Pemerintahan Malaysia dari dahulu  sampai saat ini, tidak terlalu memberikan perlakuan ekslusif kepada etnis Tionghoa walaupun secara demografi etnis Tionghoa sudah mencapai jumlah 35% dari total penduduk yang mayoritas berasal dari etnis Melayu. Bahkan pemerintah Malaysia dengan bangga memproklamirkan identitas multikulturalnya, sebagai­mana diuraikan dalam encyclopedia of Melayu.

Lahirnya kebijakan membangun semangat pluralism di Malaysia sebagai jawaban dari upaya mewu­judkan harmonisasi masyarakat yang majemuk. Karena pada tanggal 13 Mei 1969 Malaysia pernah mengalami kerusuhan rasial yang sangat hebat antara etnis Melayu (Bumiputera) dan etnis Tionghoa.

Kerusahan etnis ini terjadi akibat kontroversi kebijakan ekonomi baru yang menginginkan untuk meningkatkan bagian ekonomi yang dimiliki masyarakat lokal yang ditentang oleh group etnik lain dikeluarkan oleh Perdana Menteri Tun Abdul Razak. Peristiwa inilah yang membe­rikan pelajaran berharga dalam membangun harmonisasi etnik melalui sentuhan kebijakan keseimbangan politik-etnis yang lunak, dan mengembangkan peraturan yang unik menggabungkan pertumbuhan ekonomi dan aturan politik yang menguntungkan Bumi­putera (sebuah group yang terdiri dari etnik Melayu dan kaum Pribumi) dan Islam Moderat.

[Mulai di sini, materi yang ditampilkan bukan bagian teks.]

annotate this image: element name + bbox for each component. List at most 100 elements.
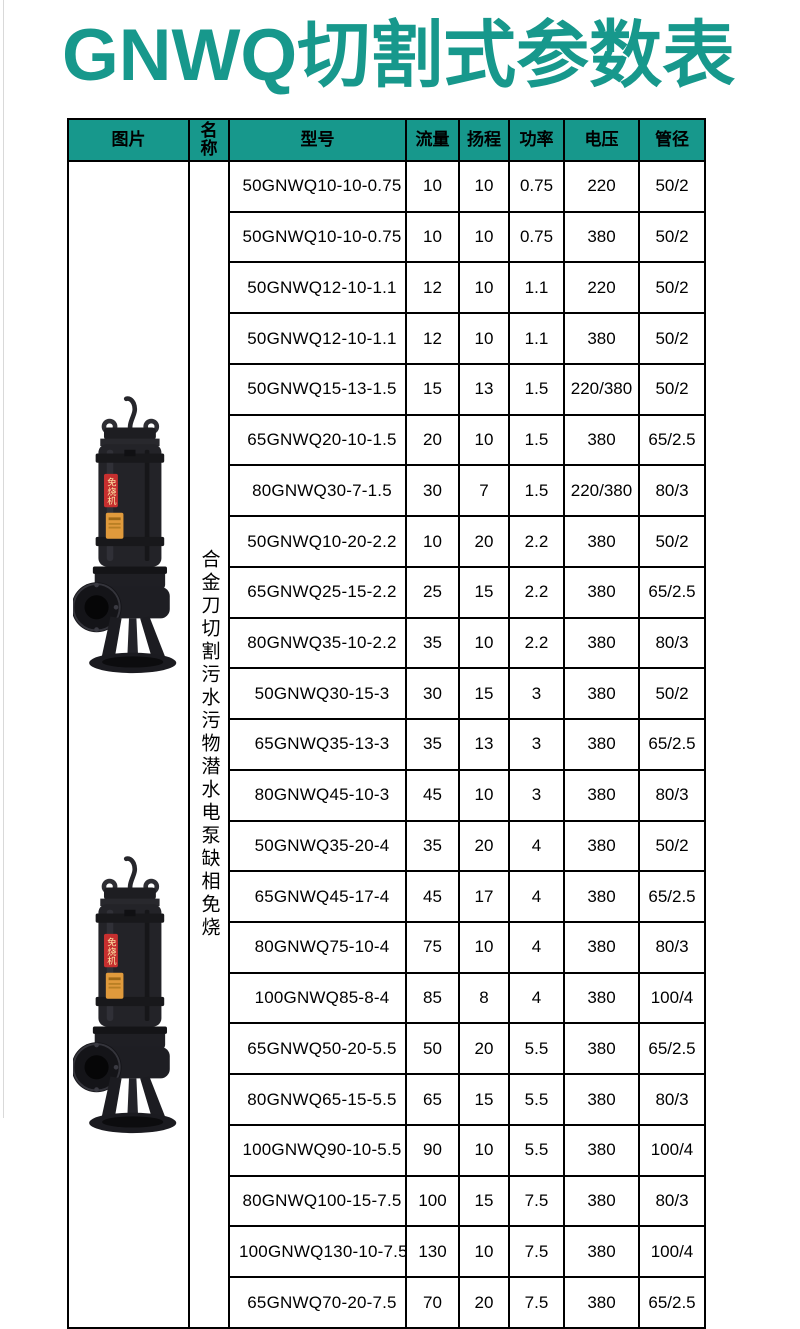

Belajar dari kepemimpinan Perdana Menteri Tun Abdul Razak, mulai tahun 1980 dominasi infrastruktur perekonomian yang selama ini dikuasai oleh keturunan Tionghoa secara berangsur-angsur diseimbangkan dengan etnis Melayu. Kebija­kan Perdana Menteri Mahathir bin Muhammad selaku Perdana Menteri keempat Malaysia, melakukan peralihan dari ekonomi berdasarkan agrikultur menjadi produksi dan industry dalam bidang komputer dan elektronik konsumen dengan lebih banyak melibatkan etnis Melayu, sehingga perekonomian masyarakat Melayu meningkat secara drastis. Keseimbangan tatanan kehidupan masyarakat di Malaysia telah mampu menghilangi tragedy rasial yang sangat menyakitkan.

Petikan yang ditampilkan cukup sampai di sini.